Notably, calcinosis cutis, or the formation of calcium deposits in the skin, was the most common risk factor of compression neuropathies.

Risk factors for non-compression neuropathies included advanced diffuse cutaneous disease, the presence of SSc-associated anticentromere antibodies, and problems in nerve blood supply (ischemia). Iron deficiency anemia, silica inhalation-related lung disease, and kidney problems also were identified as risk factors for such neuropathies.

Non-compression neuropathies also were associated with adverse effects from certain medications, such as metoclopramide, which is marketed under several brand names — namely Metozolv ODT and Reglan in the U.S. — and pembrolizumab, sold as Keytruda.

Further analysis suggested that age was the most important predictor of peripheral neuropathy in these patients, followed by being male, being female, and disease duration.

Successful treatment of peripheral neuropathies was reported in 73 scleroderma patients.

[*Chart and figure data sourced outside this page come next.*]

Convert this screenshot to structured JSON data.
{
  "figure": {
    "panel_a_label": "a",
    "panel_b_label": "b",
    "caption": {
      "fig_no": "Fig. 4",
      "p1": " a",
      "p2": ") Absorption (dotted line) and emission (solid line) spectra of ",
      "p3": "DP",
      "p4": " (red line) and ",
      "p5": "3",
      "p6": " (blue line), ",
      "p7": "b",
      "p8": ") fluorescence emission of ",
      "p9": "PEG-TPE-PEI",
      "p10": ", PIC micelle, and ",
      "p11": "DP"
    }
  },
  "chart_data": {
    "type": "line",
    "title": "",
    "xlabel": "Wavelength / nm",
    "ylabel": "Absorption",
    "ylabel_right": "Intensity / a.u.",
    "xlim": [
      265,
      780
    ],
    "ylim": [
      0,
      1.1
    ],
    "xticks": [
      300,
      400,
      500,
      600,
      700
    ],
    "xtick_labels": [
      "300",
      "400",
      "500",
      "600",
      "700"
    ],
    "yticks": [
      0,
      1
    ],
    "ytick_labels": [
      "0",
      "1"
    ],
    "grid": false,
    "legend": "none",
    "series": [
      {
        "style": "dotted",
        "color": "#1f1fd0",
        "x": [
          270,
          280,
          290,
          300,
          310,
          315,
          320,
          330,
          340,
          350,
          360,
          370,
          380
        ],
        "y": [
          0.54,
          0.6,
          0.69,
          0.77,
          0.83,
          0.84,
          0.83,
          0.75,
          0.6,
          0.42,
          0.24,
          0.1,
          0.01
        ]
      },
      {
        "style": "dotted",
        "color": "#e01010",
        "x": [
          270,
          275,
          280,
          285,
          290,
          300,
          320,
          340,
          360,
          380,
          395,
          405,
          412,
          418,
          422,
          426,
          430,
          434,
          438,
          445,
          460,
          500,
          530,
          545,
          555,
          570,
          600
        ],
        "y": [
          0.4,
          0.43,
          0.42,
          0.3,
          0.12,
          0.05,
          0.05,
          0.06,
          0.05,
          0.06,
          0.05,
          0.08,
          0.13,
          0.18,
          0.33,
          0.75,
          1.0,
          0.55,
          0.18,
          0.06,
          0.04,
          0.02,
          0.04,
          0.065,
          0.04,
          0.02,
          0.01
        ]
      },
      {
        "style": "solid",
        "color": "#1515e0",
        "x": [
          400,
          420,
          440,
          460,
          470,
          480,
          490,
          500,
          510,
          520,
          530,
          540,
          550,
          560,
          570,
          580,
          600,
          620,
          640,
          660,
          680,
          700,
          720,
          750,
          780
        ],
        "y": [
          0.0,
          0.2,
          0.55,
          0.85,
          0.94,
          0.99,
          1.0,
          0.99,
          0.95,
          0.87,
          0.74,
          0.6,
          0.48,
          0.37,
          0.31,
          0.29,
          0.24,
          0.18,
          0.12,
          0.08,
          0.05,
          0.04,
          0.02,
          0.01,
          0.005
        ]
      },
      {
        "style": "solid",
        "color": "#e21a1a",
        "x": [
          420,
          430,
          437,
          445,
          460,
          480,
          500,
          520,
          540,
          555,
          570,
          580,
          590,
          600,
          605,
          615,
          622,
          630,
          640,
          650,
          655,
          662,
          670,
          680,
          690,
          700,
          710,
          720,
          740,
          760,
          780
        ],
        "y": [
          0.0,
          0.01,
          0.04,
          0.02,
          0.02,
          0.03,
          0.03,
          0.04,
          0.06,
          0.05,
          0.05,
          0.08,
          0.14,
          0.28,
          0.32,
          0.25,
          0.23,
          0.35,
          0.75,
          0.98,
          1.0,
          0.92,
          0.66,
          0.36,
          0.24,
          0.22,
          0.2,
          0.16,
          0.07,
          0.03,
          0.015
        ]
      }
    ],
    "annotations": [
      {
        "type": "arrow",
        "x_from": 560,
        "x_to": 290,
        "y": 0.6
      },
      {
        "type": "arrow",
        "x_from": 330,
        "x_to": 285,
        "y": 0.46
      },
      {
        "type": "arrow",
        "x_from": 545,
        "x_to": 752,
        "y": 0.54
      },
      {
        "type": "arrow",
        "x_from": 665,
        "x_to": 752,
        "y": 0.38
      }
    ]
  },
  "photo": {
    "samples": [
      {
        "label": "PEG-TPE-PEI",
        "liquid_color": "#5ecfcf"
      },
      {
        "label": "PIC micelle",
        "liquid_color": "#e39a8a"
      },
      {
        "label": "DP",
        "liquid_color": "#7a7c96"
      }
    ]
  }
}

The most common and successful intervention for compression neuropathies was decompression surgery. Therapeutic interventions for non-compressive neuropathies included immunosuppressive treatments — with prednisone as the most effective — anti-seizure medications, transcutaneous electrical nerve stimulation, and tricyclic antidepressants.

While the data supported decompression surgery as an effective intervention for compression neuropathies, “evidence supporting immunosuppressive and [anti-seizure medications] to treat peripheral neuropathy in SSc is limited and conflicting,” the researchers wrote.

Overall, the findings provide “the signal of effect to justify [further research] to evaluate the efficacy of these interventions,” the team concluded.

“Peripheral neuropathy in SSc warrants better investigation of epidemiology and treatment,” the researchers wrote, saying their study is “justification for randomized trials to definitively address this important area.”